The goal is to select an element from a stream of unknown size with equal probability, without being able to store all elements in memory. To achieve this, we can use an algorithm that iterates through the stream and decides whether to replace the currently selected element with the current stream element based on a certain probability.

### Algorithm Steps #

- Initialize a variable to store the selected element. Let’s call this
`selected_element`

. - Initialize a counter variable,
`i`

, to 1. This will keep track of the number of elements seen so far in the stream. - For each element
`x`

in the stream, do the following:- Generate a random number
`r`

between 1 and`i`

(inclusive). - If
`r`

is 1, set`selected_element`

to`x`

. - Increment
`i`

by 1.

- Generate a random number
- After processing all elements,
`selected_element`

holds the randomly selected element from the stream.

### Python Code #

```
import random
def select_random(stream):
selected_element = None
i = 1 # Counter for the number of elements seen so far
for x in stream:
if random.randint(1, i) == 1: # With a 1/i chance, select the current element
selected_element = x
i += 1
return selected_element
```

### Time Complexity #

The time complexity of this algorithm is O(N), where N is the number of elements in the stream.
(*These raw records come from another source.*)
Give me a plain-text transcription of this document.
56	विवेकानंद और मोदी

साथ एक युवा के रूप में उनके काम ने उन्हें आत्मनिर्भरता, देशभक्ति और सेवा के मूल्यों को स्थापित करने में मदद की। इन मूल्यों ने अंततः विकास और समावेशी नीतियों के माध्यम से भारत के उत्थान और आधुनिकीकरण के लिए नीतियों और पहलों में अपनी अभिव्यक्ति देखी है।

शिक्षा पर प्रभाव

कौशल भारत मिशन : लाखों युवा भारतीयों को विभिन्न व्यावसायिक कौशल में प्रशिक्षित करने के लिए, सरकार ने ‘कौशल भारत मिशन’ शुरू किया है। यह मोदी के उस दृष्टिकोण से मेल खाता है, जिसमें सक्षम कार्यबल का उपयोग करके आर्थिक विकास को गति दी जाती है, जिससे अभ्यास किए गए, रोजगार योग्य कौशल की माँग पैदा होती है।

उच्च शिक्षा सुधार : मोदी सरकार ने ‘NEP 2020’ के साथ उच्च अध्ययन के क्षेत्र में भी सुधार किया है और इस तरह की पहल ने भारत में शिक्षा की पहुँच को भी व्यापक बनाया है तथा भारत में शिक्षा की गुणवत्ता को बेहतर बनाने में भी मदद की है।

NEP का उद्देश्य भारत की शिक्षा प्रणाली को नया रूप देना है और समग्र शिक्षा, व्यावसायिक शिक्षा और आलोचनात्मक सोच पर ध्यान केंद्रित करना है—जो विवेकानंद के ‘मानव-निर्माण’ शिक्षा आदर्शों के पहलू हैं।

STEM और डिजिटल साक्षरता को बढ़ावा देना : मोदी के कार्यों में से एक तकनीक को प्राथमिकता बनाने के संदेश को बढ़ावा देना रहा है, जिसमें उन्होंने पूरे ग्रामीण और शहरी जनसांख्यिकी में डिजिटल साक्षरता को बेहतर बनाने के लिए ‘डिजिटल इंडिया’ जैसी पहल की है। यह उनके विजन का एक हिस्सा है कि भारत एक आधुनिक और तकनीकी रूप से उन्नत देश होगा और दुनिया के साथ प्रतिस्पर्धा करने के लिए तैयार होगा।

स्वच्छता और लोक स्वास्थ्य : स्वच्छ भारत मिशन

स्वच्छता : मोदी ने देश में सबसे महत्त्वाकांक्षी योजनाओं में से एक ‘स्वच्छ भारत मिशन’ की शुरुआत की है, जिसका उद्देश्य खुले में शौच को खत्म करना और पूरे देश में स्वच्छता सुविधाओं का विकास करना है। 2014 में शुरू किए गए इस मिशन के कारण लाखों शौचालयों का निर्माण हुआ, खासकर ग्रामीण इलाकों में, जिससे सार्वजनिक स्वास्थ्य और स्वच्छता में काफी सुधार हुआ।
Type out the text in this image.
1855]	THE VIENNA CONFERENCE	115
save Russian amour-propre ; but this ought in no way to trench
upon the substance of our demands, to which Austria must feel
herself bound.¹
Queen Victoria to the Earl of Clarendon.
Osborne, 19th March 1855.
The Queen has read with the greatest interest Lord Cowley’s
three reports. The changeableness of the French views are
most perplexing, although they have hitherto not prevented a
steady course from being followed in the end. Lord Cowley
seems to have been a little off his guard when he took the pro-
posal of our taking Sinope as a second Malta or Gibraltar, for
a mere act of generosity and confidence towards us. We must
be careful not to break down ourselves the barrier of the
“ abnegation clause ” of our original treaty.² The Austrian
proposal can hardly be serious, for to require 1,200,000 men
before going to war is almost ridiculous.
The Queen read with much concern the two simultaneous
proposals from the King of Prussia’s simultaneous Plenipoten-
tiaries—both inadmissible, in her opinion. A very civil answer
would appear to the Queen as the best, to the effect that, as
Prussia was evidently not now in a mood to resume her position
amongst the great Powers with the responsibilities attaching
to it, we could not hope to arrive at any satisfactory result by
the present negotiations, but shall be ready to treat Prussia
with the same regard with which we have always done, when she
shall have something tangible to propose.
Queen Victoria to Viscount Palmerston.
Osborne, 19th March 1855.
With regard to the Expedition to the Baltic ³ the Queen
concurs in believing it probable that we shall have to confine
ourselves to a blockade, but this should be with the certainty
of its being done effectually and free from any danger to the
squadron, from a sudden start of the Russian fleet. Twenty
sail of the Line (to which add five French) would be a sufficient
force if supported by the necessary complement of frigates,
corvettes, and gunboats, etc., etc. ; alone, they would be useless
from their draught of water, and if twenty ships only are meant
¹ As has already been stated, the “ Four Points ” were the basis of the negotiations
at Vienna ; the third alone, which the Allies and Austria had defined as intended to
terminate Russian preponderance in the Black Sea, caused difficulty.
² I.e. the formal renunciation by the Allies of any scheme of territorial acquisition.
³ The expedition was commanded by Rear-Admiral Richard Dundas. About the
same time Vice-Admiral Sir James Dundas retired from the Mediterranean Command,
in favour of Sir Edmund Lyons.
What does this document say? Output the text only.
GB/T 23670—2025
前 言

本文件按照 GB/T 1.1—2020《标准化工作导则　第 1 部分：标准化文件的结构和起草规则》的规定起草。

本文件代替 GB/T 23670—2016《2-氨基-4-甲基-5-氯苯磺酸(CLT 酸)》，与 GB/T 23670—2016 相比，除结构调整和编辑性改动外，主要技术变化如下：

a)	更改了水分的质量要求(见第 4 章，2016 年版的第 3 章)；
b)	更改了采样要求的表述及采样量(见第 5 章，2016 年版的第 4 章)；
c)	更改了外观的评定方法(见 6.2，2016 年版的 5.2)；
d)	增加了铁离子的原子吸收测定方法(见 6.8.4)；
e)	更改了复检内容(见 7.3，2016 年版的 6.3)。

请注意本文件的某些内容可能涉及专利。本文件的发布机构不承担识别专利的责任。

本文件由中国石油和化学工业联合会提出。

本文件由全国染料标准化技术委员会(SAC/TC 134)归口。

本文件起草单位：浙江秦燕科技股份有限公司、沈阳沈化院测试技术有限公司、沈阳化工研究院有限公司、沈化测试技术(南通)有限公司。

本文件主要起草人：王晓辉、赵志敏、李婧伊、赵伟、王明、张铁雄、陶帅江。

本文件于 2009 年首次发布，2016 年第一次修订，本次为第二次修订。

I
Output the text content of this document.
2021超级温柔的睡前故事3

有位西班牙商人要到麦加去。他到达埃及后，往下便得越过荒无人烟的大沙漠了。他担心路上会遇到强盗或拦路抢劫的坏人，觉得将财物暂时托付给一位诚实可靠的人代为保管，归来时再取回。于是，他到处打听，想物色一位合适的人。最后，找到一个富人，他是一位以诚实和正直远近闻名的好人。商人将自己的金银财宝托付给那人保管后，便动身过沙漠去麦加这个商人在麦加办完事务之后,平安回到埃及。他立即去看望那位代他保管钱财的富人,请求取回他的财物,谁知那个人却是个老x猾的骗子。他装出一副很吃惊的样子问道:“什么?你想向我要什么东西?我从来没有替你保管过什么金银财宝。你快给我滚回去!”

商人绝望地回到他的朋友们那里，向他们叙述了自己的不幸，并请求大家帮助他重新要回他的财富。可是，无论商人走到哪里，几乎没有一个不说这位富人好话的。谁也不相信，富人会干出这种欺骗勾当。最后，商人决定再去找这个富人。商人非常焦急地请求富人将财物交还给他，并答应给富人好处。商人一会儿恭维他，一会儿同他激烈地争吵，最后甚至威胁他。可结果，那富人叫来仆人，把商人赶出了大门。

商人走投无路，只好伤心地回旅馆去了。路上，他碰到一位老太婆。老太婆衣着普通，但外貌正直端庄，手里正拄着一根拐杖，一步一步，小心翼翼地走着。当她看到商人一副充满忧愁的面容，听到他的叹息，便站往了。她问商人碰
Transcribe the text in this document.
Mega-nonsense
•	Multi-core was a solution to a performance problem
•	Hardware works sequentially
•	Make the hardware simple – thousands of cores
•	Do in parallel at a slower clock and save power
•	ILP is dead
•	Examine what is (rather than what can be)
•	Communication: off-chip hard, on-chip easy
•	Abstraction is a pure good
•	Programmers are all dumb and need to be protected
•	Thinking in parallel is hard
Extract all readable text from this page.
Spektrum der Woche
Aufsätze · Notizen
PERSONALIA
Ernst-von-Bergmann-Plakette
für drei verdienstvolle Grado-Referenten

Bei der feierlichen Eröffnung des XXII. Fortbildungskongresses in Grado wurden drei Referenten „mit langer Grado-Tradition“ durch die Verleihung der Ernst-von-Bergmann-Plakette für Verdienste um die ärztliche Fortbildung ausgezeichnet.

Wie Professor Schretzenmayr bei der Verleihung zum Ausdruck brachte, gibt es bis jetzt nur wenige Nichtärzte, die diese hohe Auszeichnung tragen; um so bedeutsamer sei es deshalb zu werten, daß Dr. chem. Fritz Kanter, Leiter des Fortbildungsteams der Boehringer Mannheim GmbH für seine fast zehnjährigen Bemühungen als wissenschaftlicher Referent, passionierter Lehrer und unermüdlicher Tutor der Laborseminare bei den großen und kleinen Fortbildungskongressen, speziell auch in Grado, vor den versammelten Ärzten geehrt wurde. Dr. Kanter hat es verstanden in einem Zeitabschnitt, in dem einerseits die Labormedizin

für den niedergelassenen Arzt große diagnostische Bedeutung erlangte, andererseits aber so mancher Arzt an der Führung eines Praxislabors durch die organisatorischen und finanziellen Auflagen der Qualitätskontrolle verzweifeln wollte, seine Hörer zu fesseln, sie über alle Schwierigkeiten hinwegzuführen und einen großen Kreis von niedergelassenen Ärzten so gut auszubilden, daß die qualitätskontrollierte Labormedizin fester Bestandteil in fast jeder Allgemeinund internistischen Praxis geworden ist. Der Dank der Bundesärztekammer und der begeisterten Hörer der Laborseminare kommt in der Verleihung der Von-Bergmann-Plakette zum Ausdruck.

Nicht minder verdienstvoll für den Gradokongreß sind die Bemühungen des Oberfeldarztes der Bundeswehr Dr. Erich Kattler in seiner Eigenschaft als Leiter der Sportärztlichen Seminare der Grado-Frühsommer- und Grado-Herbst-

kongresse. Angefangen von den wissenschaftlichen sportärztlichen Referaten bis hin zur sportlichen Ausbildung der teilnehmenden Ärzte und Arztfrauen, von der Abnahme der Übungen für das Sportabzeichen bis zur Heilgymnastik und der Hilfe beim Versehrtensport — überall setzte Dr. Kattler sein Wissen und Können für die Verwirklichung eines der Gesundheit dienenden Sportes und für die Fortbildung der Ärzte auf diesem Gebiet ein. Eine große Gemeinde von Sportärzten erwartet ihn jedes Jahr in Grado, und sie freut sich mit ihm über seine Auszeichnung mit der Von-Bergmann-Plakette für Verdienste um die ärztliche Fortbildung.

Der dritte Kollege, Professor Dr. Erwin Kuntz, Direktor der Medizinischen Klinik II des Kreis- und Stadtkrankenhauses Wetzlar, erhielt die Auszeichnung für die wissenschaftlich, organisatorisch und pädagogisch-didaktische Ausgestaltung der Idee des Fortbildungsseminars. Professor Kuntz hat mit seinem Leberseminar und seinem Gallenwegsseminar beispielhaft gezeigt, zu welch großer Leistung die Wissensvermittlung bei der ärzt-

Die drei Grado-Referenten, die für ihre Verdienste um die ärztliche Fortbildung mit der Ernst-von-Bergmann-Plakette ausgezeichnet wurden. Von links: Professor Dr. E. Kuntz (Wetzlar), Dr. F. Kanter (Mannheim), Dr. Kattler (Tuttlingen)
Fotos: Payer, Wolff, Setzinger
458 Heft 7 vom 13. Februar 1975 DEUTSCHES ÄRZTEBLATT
This is because the algorithm needs to iterate through each element of the stream exactly once.

### Space Complexity #

The space complexity is O(1). This is because the algorithm only needs a constant amount of space to store the selected element and the counter, regardless of the size of the input stream.

### Explanation #

The algorithm ensures a uniform probability of selecting any element from the stream by ensuring that each element has a (1/n) probability of being chosen, where (n) is the number of elements seen so far. Initially, when the first element arrives, it is selected with probability 1 (since it’s the only element). When the second element arrives, there’s a (1/2) chance that it replaces the first element, and so on. By the time the last element arrives, there’s a (1/N) chance it is selected, ensuring each element has an equal chance of being chosen.